Trump blames Harris, Biden for second assassination attempt: ‘Their rhetoric is causing me to be shot at’
Former President Donald Trump said Monday that the man who allegedly tried to assassinate him as he golfed Sunday was motivated by the “rhetoric” of President Biden and Vice President Kamala Harris.
“He believed the rhetoric of Biden and Harris, and he acted on it,” the Republican presidential nominee, 78, told Fox News.
“Their rhetoric is causing me to be shot at, when I am the one who is going to save the country, and they are the ones that are destroying the country — both from the inside and out.”
Trump cited suspect Ryan Wesley Routh, 58, using near-identical language to Biden and Harris about the ex-president posing a threat to American democracy if he retakes the White House.
Routh was discovered hiding in the bushes near Trump’s West Palm Beach, Fla., golf course as Trump played a round. Authorities discovered a tactical rifle, a scope and a GoPro camera.
“These are people that want to destroy our country,” Trump said of Biden and Harris. “It is called the enemy from within. They are the real threat.”
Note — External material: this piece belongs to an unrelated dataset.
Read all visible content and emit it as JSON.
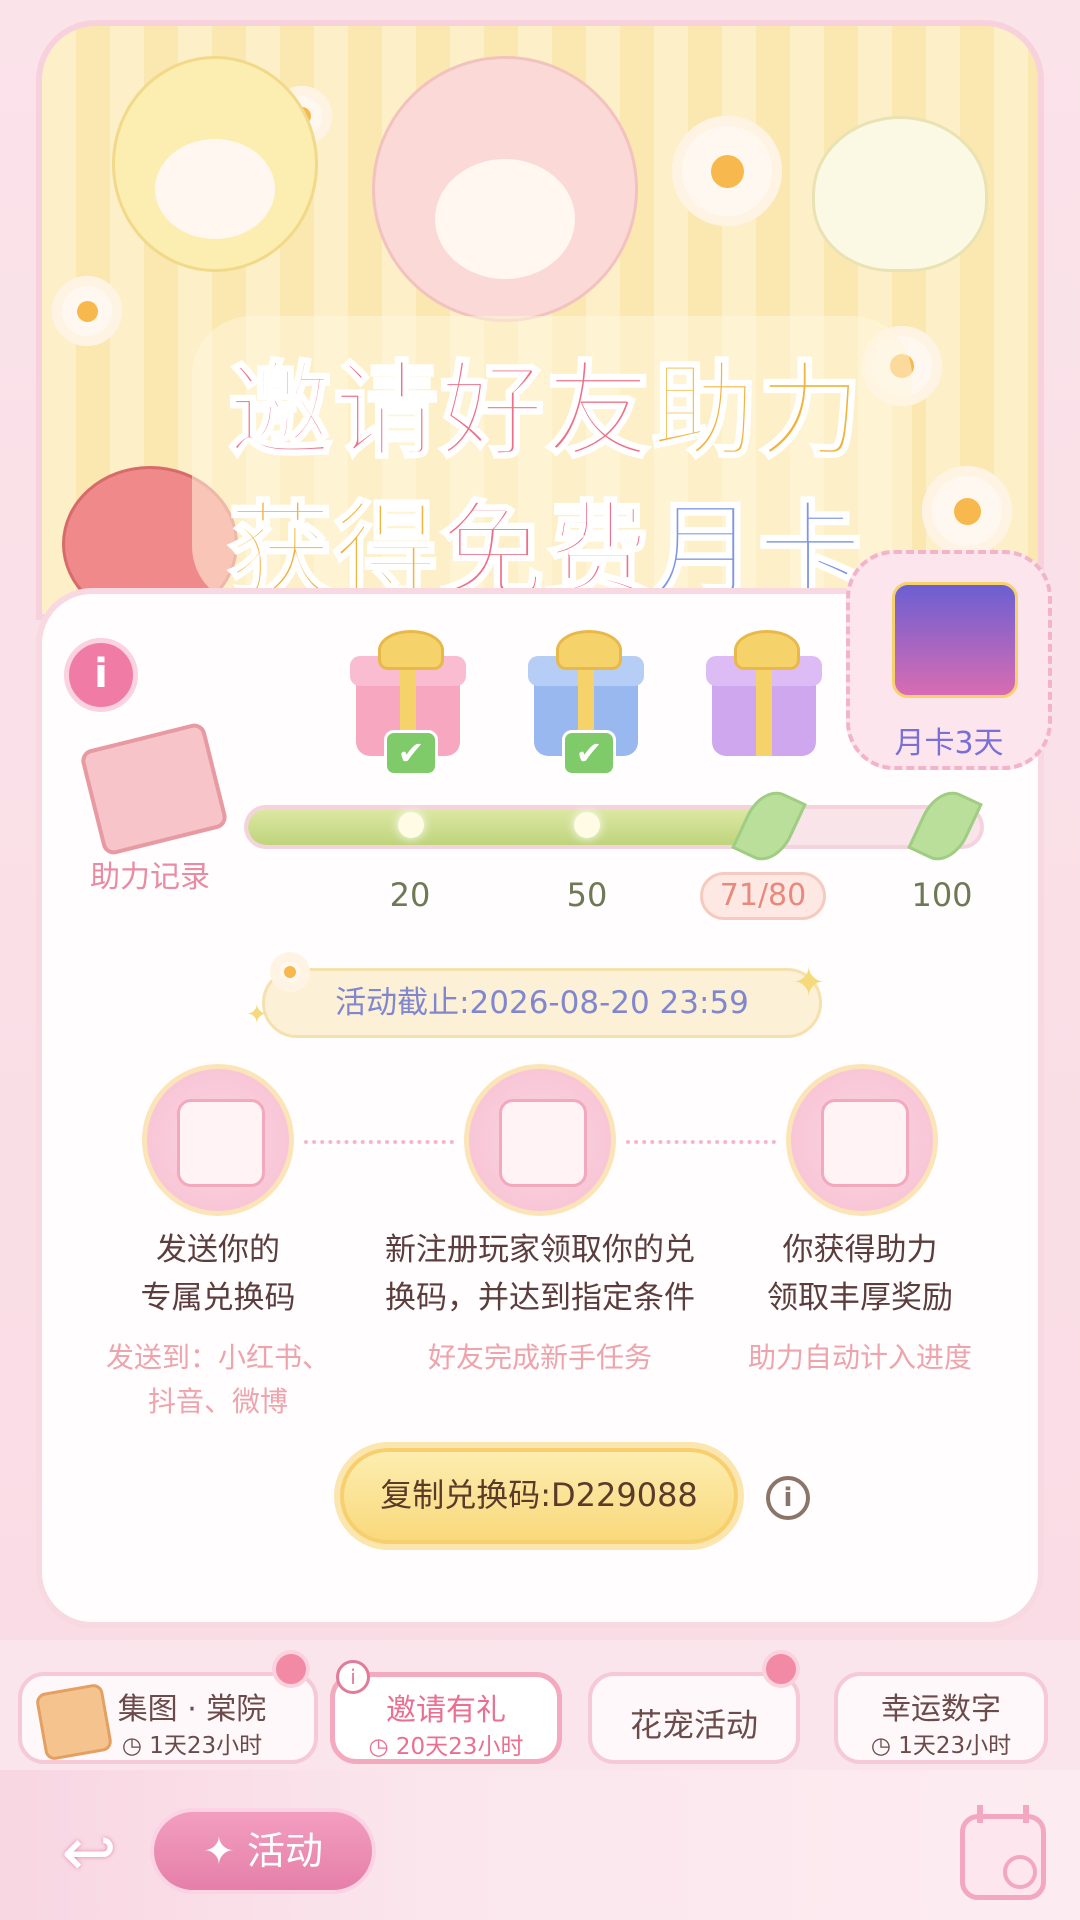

Routh posted a range of political comments on social media and was interviewed by major news outlets in recent years about his efforts to recruit Afghans to support Ukraine against Russia’s invasion.
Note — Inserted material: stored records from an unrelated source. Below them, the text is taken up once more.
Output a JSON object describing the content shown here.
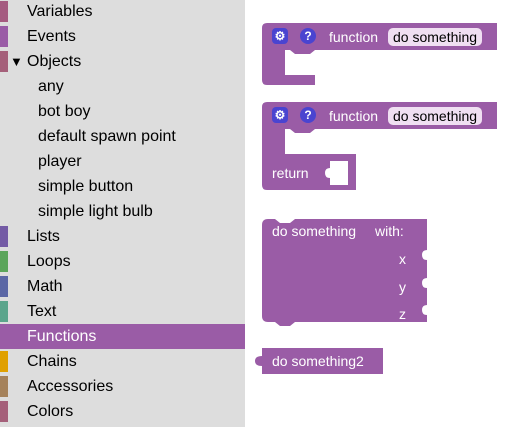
{
  "toolbox": {
    "items": [
      {
        "label": "Variables",
        "color": "#a55b80"
      },
      {
        "label": "Events",
        "color": "#9a5ca6"
      },
      {
        "label": "Objects",
        "color": "#a5607a"
      },
      {
        "label": "any"
      },
      {
        "label": "bot boy"
      },
      {
        "label": "default spawn point"
      },
      {
        "label": "player"
      },
      {
        "label": "simple button"
      },
      {
        "label": "simple light bulb"
      },
      {
        "label": "Lists",
        "color": "#745ba5"
      },
      {
        "label": "Loops",
        "color": "#5ba55b"
      },
      {
        "label": "Math",
        "color": "#5b67a5"
      },
      {
        "label": "Text",
        "color": "#5ba58c"
      },
      {
        "label": "Functions",
        "color": "#9a5ca6"
      },
      {
        "label": "Chains",
        "color": "#e0a000"
      },
      {
        "label": "Accessories",
        "color": "#a5825b"
      },
      {
        "label": "Colors",
        "color": "#a5607a"
      }
    ],
    "expanded_arrow": "▼",
    "selected": "Functions"
  },
  "blocks": {
    "function_block_1": {
      "keyword": "function",
      "name": "do something",
      "gear_icon": "gear-icon",
      "help_icon": "?"
    },
    "function_block_2": {
      "keyword": "function",
      "name": "do something",
      "gear_icon": "gear-icon",
      "help_icon": "?",
      "return_label": "return"
    },
    "call_with_block": {
      "label": "do something",
      "with_label": "with:",
      "params": [
        "x",
        "y",
        "z"
      ]
    },
    "call_block": {
      "label": "do something2"
    },
    "color": "#9a5ca6"
  }
}
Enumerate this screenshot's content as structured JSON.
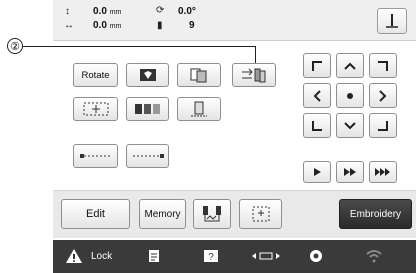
{
  "callout": {
    "number": "②"
  },
  "status": {
    "x_value": "0.0",
    "y_value": "0.0",
    "unit": "mm",
    "angle": "0.0°",
    "thread_count": "9"
  },
  "edit_panel": {
    "rotate_label": "Rotate"
  },
  "toolbar": {
    "edit_label": "Edit",
    "memory_label": "Memory",
    "embroidery_label": "Embroidery"
  },
  "footer": {
    "lock_label": "Lock"
  }
}
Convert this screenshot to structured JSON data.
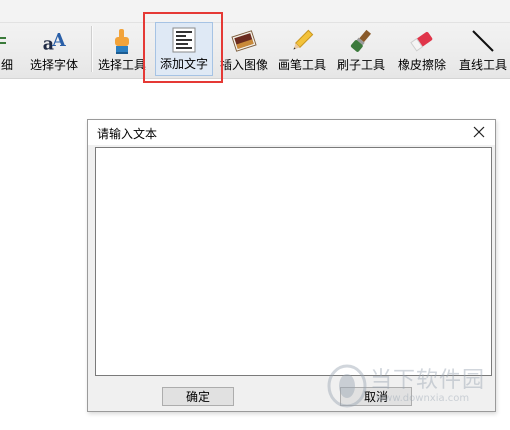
{
  "toolbar": {
    "items": [
      {
        "label": "细"
      },
      {
        "label": "选择字体"
      },
      {
        "label": "选择工具"
      },
      {
        "label": "添加文字"
      },
      {
        "label": "插入图像"
      },
      {
        "label": "画笔工具"
      },
      {
        "label": "刷子工具"
      },
      {
        "label": "橡皮擦除"
      },
      {
        "label": "直线工具"
      }
    ],
    "active_item": "添加文字",
    "highlight_color": "#e53935"
  },
  "dialog": {
    "title": "请输入文本",
    "text_value": "",
    "ok_label": "确定",
    "cancel_label": "取消"
  },
  "watermark": {
    "name": "当下软件园",
    "url": "www.downxia.com"
  }
}
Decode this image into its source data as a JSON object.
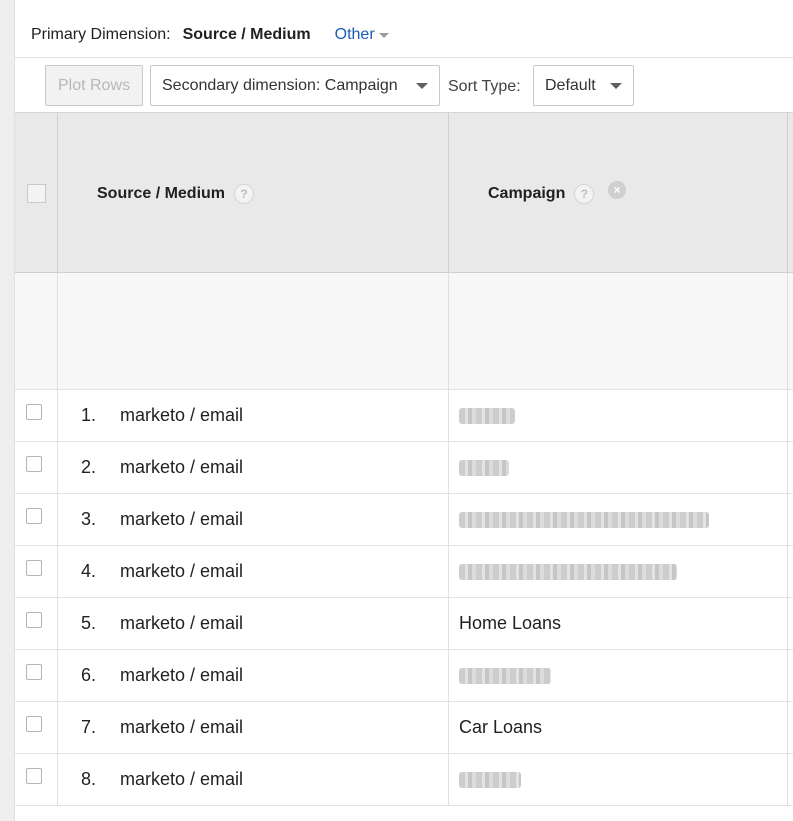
{
  "primary_dimension": {
    "label": "Primary Dimension:",
    "value": "Source / Medium",
    "other": "Other"
  },
  "toolbar": {
    "plot_rows": "Plot Rows",
    "secondary_dimension": "Secondary dimension: Campaign",
    "sort_type_label": "Sort Type:",
    "sort_type_value": "Default"
  },
  "table": {
    "columns": [
      "Source / Medium",
      "Campaign"
    ],
    "help_glyph": "?",
    "remove_glyph": "×",
    "rows": [
      {
        "index": "1.",
        "source": "marketo / email",
        "campaign": "",
        "campaign_redacted": true
      },
      {
        "index": "2.",
        "source": "marketo / email",
        "campaign": "",
        "campaign_redacted": true
      },
      {
        "index": "3.",
        "source": "marketo / email",
        "campaign": "",
        "campaign_redacted": true
      },
      {
        "index": "4.",
        "source": "marketo / email",
        "campaign": "",
        "campaign_redacted": true
      },
      {
        "index": "5.",
        "source": "marketo / email",
        "campaign": "Home Loans",
        "campaign_redacted": false
      },
      {
        "index": "6.",
        "source": "marketo / email",
        "campaign": "",
        "campaign_redacted": true
      },
      {
        "index": "7.",
        "source": "marketo / email",
        "campaign": "Car Loans",
        "campaign_redacted": false
      },
      {
        "index": "8.",
        "source": "marketo / email",
        "campaign": "",
        "campaign_redacted": true
      }
    ]
  },
  "colors": {
    "link": "#1a5bb5",
    "header_bg": "#e9e9e9",
    "totals_bg": "#f7f7f7"
  }
}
In April, Routh wrote that “DEMOCRACY is on the ballot and we cannot lose.”
Biden, 81, repeatedly used the phrase “democracy is on the ballot” before ending his campaign for a second term on July 21 and endorsing Harris as his successor.
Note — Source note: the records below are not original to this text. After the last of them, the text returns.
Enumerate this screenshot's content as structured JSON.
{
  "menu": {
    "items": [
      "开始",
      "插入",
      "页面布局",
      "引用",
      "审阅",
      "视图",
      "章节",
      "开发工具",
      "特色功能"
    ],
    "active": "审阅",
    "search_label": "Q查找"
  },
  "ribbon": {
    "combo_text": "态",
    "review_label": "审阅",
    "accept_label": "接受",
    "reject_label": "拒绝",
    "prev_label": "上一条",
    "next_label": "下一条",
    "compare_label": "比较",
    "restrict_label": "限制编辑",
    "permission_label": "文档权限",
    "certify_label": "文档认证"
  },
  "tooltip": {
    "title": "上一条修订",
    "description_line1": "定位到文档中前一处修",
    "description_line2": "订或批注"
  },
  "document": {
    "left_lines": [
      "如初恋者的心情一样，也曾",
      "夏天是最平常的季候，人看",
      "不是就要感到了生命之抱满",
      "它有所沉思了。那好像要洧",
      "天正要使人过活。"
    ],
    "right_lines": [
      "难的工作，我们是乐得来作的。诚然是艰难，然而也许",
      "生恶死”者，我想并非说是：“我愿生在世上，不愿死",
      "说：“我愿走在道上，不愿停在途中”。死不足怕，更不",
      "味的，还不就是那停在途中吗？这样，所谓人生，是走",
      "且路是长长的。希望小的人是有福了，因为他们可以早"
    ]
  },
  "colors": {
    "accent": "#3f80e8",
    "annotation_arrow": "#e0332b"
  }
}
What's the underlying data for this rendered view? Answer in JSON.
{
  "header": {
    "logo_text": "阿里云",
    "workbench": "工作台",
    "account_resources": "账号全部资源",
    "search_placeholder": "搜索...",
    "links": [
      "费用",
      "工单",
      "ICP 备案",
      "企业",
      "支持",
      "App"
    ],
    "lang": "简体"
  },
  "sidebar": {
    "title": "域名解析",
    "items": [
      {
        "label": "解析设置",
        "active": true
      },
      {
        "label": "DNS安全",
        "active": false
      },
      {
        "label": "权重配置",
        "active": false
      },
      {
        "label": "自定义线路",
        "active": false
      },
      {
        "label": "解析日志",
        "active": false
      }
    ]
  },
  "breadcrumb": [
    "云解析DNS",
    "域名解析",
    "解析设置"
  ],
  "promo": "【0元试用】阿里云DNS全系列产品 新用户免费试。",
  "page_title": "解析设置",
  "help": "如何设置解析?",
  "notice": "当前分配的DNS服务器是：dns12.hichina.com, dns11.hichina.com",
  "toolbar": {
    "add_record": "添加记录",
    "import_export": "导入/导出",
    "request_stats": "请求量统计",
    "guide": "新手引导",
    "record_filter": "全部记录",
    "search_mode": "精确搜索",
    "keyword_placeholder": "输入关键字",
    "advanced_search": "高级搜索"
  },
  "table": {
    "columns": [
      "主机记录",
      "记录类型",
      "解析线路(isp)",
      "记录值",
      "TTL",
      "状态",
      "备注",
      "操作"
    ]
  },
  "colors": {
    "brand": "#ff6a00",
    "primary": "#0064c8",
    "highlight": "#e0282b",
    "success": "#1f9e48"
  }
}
Harris, 59, also has claimed that Trump is a threat to democracy — both before and after Trump was grazed with a bullet on July 13 at a rally in Butler, Pa., when Thomas Matthew Crooks, 20, opened fire with a semiautomatic rifle in an attack with a still-unclear motive.
“Donald Trump wants to turn our democracy into a dictatorship,” Harris said July 9 in Las Vegas — four days before the first assassination attempt against Trump.
Less than a month later, Harris had returned to saying that “our fundamental freedoms are on the ballot and so is our democracy,” making identical utterances twice on July 31.
The Democrats point to Trump’s refusal to accept his defeat in the 2020 election, culminating in the Jan. 6, 2021, Capitol riot.
Biden and Harris have drawn criticism for taking Trump out of context to make that argument, including saying this year that Trump has threatened a “bloodbath” if he loses, when the ex-president actually was referring to the possible election effects on the auto industry.
Spokespeople for Biden and Harris have not commented on Routh’s use of the term.
Routh made a range of other posts online — including claiming in 2020 that he was a disillusioned former Trump supporter who had backed the populist conservative in 2016.
Also this year, he wrote that he believed former Gov. Nikki Haley (R-SC) and GOP businessman Vivek Ramaswamy should run together as an independent presidential ticket.